Following heart surgery and the required two or three months of bed rest, we are weakened physically and need time to rebuild our strength. There are approved activities and activities we are not supposed to do until “fully” recovered, which of course, we never are. Dr. Blazer and HorizonHospital maintain a Cardiac Rehabilitation Unit which we enter when released from house arrest following hospitalization. We attend three days a week. During this time we are taught exercises we can do and are closely watched, beginning with safe activities at a low level of energy, that are supervised and slowly increased, as we improve. While in the Unit we are wired up with a small radio and our heart’s activities are monitored and printed out by one of the nurses.
When we are considered “ready,” we transfer to two days a week, no longer requiring all of the wiring, unless the nurses note something they don’t like, which happened to me a few months ago. Now, following more surgery, I’ve been demoted to the three day a week workouts until they, through Dr. Blazer, deem me ready, again, for the twice a week visits.

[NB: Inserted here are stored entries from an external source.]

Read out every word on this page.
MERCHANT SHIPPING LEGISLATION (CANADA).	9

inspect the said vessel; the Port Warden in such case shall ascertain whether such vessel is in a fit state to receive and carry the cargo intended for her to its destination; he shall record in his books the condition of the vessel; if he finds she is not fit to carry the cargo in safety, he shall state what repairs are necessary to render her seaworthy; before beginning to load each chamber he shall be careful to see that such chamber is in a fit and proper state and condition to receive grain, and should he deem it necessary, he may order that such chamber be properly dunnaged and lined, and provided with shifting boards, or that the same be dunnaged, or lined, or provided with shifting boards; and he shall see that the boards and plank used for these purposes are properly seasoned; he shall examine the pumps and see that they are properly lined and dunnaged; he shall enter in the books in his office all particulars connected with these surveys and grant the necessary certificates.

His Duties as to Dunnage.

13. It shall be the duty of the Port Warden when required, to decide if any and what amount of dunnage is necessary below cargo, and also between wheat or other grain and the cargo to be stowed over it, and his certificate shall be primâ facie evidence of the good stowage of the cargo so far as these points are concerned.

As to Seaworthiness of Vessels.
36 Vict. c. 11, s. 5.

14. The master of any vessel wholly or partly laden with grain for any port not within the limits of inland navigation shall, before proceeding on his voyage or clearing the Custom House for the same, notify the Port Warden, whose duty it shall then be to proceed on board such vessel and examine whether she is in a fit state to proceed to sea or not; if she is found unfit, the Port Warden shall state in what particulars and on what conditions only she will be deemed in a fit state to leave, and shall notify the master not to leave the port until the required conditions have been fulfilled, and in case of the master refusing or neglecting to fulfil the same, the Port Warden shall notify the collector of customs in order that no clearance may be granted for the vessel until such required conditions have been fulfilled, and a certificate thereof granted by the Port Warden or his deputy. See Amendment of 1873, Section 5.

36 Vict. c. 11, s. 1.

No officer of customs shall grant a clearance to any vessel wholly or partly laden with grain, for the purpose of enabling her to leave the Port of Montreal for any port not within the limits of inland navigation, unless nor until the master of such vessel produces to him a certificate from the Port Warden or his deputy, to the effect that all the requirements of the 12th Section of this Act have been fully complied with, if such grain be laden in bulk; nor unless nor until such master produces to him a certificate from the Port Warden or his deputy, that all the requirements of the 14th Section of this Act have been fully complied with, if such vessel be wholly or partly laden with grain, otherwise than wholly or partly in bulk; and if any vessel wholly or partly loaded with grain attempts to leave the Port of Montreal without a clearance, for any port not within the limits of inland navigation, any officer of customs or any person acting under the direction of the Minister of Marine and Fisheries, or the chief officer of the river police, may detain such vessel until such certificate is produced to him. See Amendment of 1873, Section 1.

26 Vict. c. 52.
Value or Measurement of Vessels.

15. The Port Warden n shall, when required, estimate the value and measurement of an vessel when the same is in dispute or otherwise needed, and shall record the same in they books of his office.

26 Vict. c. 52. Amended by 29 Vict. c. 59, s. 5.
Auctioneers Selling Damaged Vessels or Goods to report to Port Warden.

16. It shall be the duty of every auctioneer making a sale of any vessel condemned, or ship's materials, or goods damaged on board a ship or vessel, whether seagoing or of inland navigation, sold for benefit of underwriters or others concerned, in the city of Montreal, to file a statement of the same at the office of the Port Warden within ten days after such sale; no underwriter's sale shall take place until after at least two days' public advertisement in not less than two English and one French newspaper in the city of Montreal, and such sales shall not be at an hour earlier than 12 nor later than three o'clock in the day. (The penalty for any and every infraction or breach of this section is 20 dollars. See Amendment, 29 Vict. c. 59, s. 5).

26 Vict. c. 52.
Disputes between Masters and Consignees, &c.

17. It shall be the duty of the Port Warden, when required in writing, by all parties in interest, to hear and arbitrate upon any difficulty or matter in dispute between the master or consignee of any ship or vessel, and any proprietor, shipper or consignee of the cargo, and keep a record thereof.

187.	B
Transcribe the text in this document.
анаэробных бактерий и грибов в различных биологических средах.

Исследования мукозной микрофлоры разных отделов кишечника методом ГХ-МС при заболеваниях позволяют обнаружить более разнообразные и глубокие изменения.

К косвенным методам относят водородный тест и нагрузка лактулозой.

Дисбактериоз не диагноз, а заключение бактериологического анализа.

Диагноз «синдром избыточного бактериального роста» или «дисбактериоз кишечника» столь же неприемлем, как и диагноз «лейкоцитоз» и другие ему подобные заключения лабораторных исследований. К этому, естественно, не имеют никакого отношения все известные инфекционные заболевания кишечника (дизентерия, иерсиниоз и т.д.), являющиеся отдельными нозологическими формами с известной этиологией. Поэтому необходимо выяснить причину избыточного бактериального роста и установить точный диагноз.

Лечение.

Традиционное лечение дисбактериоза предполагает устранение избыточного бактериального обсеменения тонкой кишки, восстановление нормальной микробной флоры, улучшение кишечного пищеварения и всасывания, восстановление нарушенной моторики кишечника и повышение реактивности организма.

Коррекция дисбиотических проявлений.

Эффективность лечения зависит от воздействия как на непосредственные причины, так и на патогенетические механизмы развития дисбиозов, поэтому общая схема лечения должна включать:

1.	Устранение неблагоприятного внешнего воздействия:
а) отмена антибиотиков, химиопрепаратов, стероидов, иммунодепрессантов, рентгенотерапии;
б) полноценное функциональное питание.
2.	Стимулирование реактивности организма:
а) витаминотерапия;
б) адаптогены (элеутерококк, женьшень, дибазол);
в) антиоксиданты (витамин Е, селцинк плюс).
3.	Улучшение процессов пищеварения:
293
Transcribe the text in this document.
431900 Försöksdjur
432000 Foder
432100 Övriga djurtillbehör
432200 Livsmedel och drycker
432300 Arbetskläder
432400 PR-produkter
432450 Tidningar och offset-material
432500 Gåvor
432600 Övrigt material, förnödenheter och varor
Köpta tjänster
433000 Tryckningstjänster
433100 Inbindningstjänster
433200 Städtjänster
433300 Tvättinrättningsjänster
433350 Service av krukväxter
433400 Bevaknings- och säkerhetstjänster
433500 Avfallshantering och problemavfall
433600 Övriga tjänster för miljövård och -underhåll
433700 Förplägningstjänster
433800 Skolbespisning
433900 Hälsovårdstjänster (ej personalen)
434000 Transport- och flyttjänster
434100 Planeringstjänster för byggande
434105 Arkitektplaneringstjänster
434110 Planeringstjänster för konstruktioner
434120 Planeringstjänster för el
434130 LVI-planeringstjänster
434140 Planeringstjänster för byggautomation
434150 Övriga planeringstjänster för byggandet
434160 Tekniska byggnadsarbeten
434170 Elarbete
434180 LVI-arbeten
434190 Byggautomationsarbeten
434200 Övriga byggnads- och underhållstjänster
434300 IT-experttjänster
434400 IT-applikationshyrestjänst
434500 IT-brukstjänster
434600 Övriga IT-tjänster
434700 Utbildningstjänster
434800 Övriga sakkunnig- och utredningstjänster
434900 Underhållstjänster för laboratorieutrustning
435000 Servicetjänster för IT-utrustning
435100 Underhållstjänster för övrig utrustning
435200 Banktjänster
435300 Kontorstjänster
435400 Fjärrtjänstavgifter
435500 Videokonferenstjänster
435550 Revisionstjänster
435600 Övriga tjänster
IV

I don’t really think of this as cardiac rehabilitation, I call it the Cardiac Club, because of the friendships we develop and the concern we all have for each other.
Mary Ann and Tammy, who run the Cardiac Club, in addition to being first class Registered Nurses, have a nice sense of humor, although I did throw them into a tizzy fit the other day. After we finish our exercises, we are supposed to walk out of the back door, around the hall in the front door and back through the room twice. On my second trip, I decided it would be nice to have a cup of coffee and wandered down the hall to find a free cup in the doctor’s office. Coming back, coffee in hand, I faced two hostile nurses. They were acting much like mothers do, who panic having lost a child and then get angry at him when he shows up. It seems the little electric signals the equipment I wear during workouts are good only for a short distance. I had gone beyond that when getting my coffee and the television monitor of my heart went into one of these straight lines like you see on television when someone has died. Mary Ann and Tammy had been looking for my body when I came wandering in, coffee in hand.
I have been forgiven now, however, on my promise not to go hunting for coffee again while wired up. Today, while Tammy was checking out my vital signs, I was telling children stories and she came back with one of her own. It seems that one rainy day when her children were four and six years old she was working in one part of the house while they were “playing” in another. She said that every time she turned around she heard “Mommy, Mommy.” Finally, she went into their room and said, “I don’t want to hear ‘Mommy’ any more today.” She returned to her work and said she had about ten minutes of peace and then a cry came from the front room, “Tammy, he’s hitting me.” She said all she could do was laugh.
But not is all love and kindness for me in Cardiac Care. Not long after I first started, now two years ago, I told Mary Ann that we needed some improvements in the place. I suggested a hot tub and a snack bar. Mary Ann said “wait a minute” and left the room. She returned from her office carrying a bull whip and said, “I decide what we do in here.”
On my last visit I had gained a pound and turned to Sheila and said, “It’s your fault for cooking all of that good food.” Mary Ann, standing near, said, “And I suppose she shoves it down your throat with a spoon?” Tammy working on books couldn’t resist and joined the attack on poor old Bill. I responded when given an opportunity and finally escaped to the treadmill. Thinking about it later, I remembered the time that Sheila had gone to the Junior High to see our friend Miss Melton, the school counselor, for some reason. While standing in the hallway saying goodbye, she saw Andrew, who was walking down the hallway, intercepted by Mrs. Farthing, the English teacher, who was having some uncomplimentary things to say about his efforts in her class when she was joined by Mrs. Littleton, the history teacher. Then Joyce Melton joined in. It seemed unfair for three experienced adults to jump all over one twelve-year old. But I knew all three of them and they are excellent professionals. I laughed when Sheila told me about it. Andrew needed a little straightening up.
The difference between Andrew’s and my situations, both of which involved three women attacking one poor male, was that Andrew was deserved it. I was innocent of all their real and imagined charges.
Despite numerous attempts, during my time in the Cardiac Club, I have succeeded in leaving Mary Ann speechless only once, and that was by inadvertence. Shortly after I was permitted to return to rehabilitation, following a three month absence due to more heart surgery, Mary Ann asked me to fill out a form. She said it was a hospital wide survey of patients. I looked up at her and said, “Why? I’m not sick.” She just stood there, looked at me for a moment and pushed the papers under my nose. I began filling out the forms.